Starting with the French Open tennis tournament, followed by the U. S. Open golf tournament, and the yet to be decided National Basketball Association finals, the Lords of the balls have been at the forefront of the news.
These sporting events have drawn more media attention than all the wars, natural disasters, and political contests put together.
We can only hope that the space guys have not been watching the earth too closely or they would definitely get the wrong idea about the structure of our hierarchy. If they asked to see our leaders this weekend, they would probably be disappointed.
According to what they have observed, Rafael Nadal, winner of the French Open, Tiger Woods, winner of the U. S. Open, and Doc Rivers coach of the Boston Celtics and Los Angeles Lakers respectively, should be leading the welcoming committee.
Although floods in China and the Midwestern U. S. have made tens of thousands homeless, injured, and without the basic necessities of life, more money and time has been spent on sports-related events than on helping these unfortunate people.
If I were watching the earth from another planet, I would think the earthlings were selecting their leaders because of the attention that has been focused on the aforementioned sporting extravaganzas. They have the pomp and ceremony of coronations, presidential inaugurations, and celebrations that mark the birth of royalty.
Recognized athletes are regarded with more respect and reverence than most people in high political offices. Nobody could fault anyone from the interplanetary community if they thought earthlings selected their leaders from those who could best manipulate a ball.
Whether it be a baseball, basketball, golf ball, tennis or soccer ball is of little consequence. The fundamental criteria for guaranteeing awestruck adoration from fellow human beings is to be a master at playing with one of those balls.
I wouldn't be surprised if the space guys perceive our place in the intergalactic scheme of things as little more than semi-interesting pets. Just throw the humans a ball and they'll be amused for hours, maybe even days. They might sell us at their local Petco. The price on our heads would be determined by our prowess at doing amusing things with balls.

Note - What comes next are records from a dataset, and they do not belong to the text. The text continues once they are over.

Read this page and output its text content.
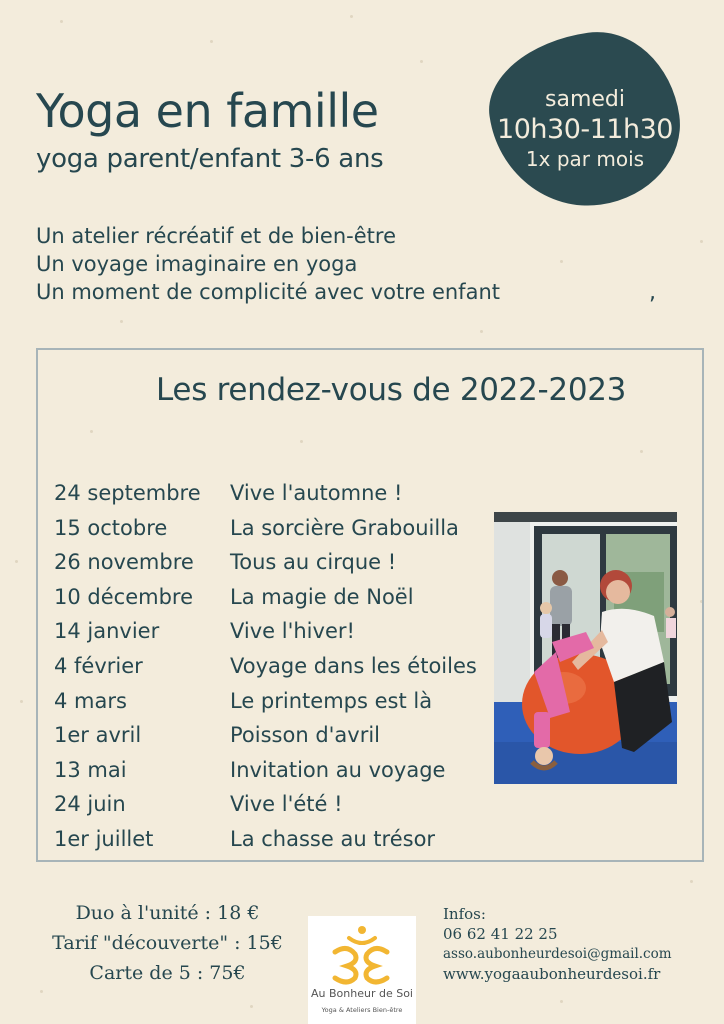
Yoga en famille
yoga parent/enfant 3-6 ans
samedi
10h30-11h30
1x par mois
Un atelier récréatif et de bien-être
Un voyage imaginaire en yoga
Un moment de complicité avec votre enfant	,
Les rendez-vous de 2022-2023
24 septembre Vive l'automne !
15 octobre	La sorcière Grabouilla
26 novembre Tous au cirque !
10 décembre La magie de Noël
14 janvier	Vive l'hiver!
4 février	Voyage dans les étoiles
4 mars	Le printemps est là
1er avril	Poisson d'avril
13 mai	Invitation au voyage
24 juin	Vive l'été !
1er juillet	La chasse au trésor
Duo à l'unité : 18 €
Tarif "découverte" : 15€
Carte de 5 : 75€
Au Bonheur de Soi
Yoga & Ateliers Bien-être
Infos:
06 62 41 22 25
asso.aubonheurdesoi@gmail.com
www.yogaaubonheurdesoi.fr
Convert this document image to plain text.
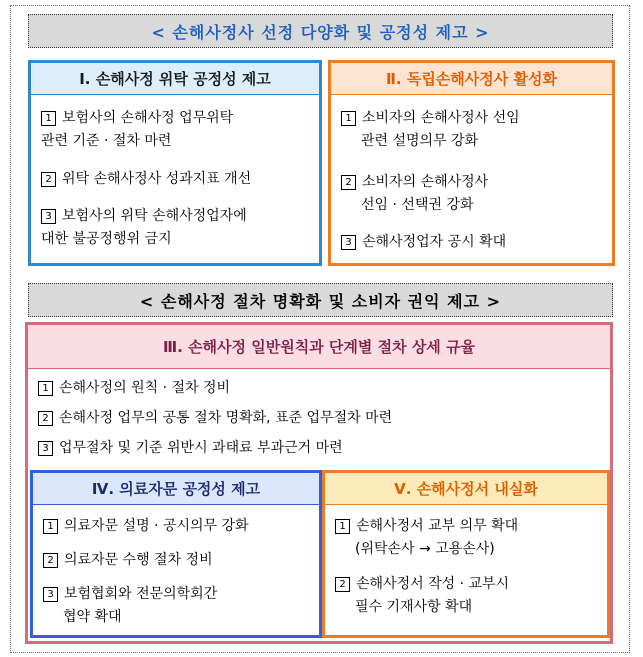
< 손해사정사 선정 다양화 및 공정성 제고 >
Ⅰ. 손해사정 위탁 공정성 제고
1 보험사의 손해사정 업무위탁
관련 기준 · 절차 마련
2 위탁 손해사정사 성과지표 개선
3 보험사의 위탁 손해사정업자에
대한 불공정행위 금지
Ⅱ. 독립손해사정사 활성화
1 소비자의 손해사정사 선임
관련 설명의무 강화
2 소비자의 손해사정사
선임 · 선택권 강화
3 손해사정업자 공시 확대
< 손해사정 절차 명확화 및 소비자 권익 제고 >
Ⅲ. 손해사정 일반원칙과 단계별 절차 상세 규율
1 손해사정의 원칙 · 절차 정비
2 손해사정 업무의 공통 절차 명확화, 표준 업무절차 마련
3 업무절차 및 기준 위반시 과태료 부과근거 마련
Ⅳ. 의료자문 공정성 제고
1 의료자문 설명 · 공시의무 강화
2 의료자문 수행 절차 정비
3 보험협회와 전문의학회간
협약 확대
Ⅴ. 손해사정서 내실화
1 손해사정서 교부 의무 확대
(위탁손사 → 고용손사)
2 손해사정서 작성 · 교부시
필수 기재사항 확대
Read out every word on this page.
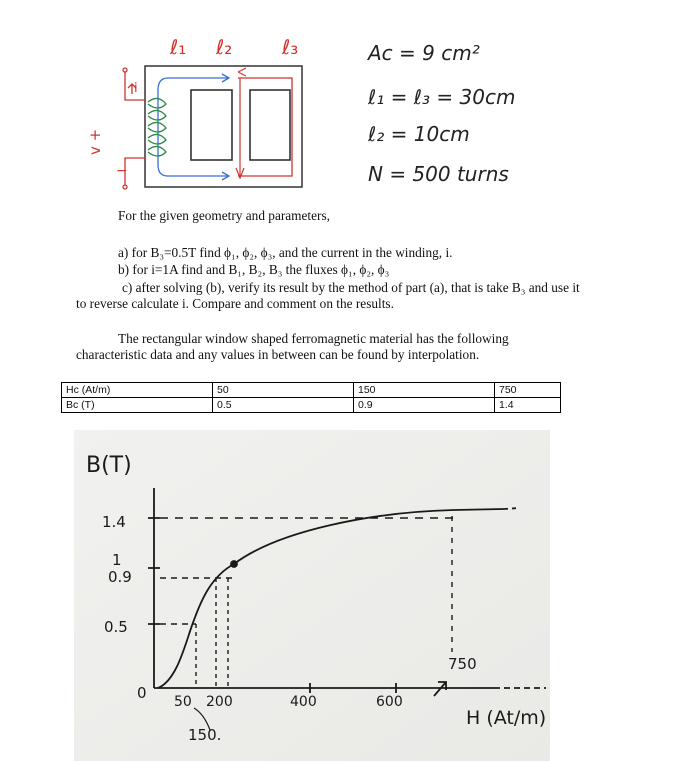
v +
−
i
ℓ₁ ℓ₂ ℓ₃	Ac = 9 cm²
ℓ₁ = ℓ₃ = 30cm
ℓ₂ = 10cm
N = 500 turns

For the given geometry and parameters,

a) for B₃=0.5T find ϕ₁, ϕ₂, ϕ₃, and the current in the winding, i.

b) for i=1A find and B₁, B₂, B₃ the fluxes ϕ₁, ϕ₂, ϕ₃

c) after solving (b), verify its result by the method of part (a), that is take B₃ and use it

to reverse calculate i. Compare and comment on the results.

The rectangular window shaped ferromagnetic material has the following

characteristic data and any values in between can be found by interpolation.

Hc (At/m)	50	150	750
Bc (T)	0.5	0.9	1.4
B(T)
H (At/m)
1.4
1
0.9
0.5
0 50 200	400	600
750
150.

Think about it seriously for a minute. Last week, cosmologists were treated to one of the most awesome events that can happen in the universe. For the first time in history, scientists observed the final moments before a doomed star exploded into space. They actually witnessed the explosion of a dying sun. That's awesome! Every kid on the planet should know about that. The event received less attention than a Miami Dolphins off-season scrimmage.
I really think we need to change our image before anyone from any other solar system is going to take us seriously enough to drop in and say hello. Why would they? Does anyone really need a relationship with a society that believes the pinnacle of success is achieving superior ball manipulation skills? I don't think so.
It is rather sad that all of the champions who won their tournaments in the last couple of weeks were paid more than our president- a lot more. I don't doubt that they were more interesting to watch, and they are more popular, but I don't know that I'd want any of them running the country. Maybe we should consider that for a second.
For a few million dollars, you can buy the best athlete in the world in almost any ball-oriented sport. Maybe if we paid a little more, we could get better leaders. It's just a thought. Our children might be inspired to think that high political office could offer a better future than being a basketball star. Right now that is not the case.
Let's face it. The Lords of the balls rule. It's just another part of that system we can't understand.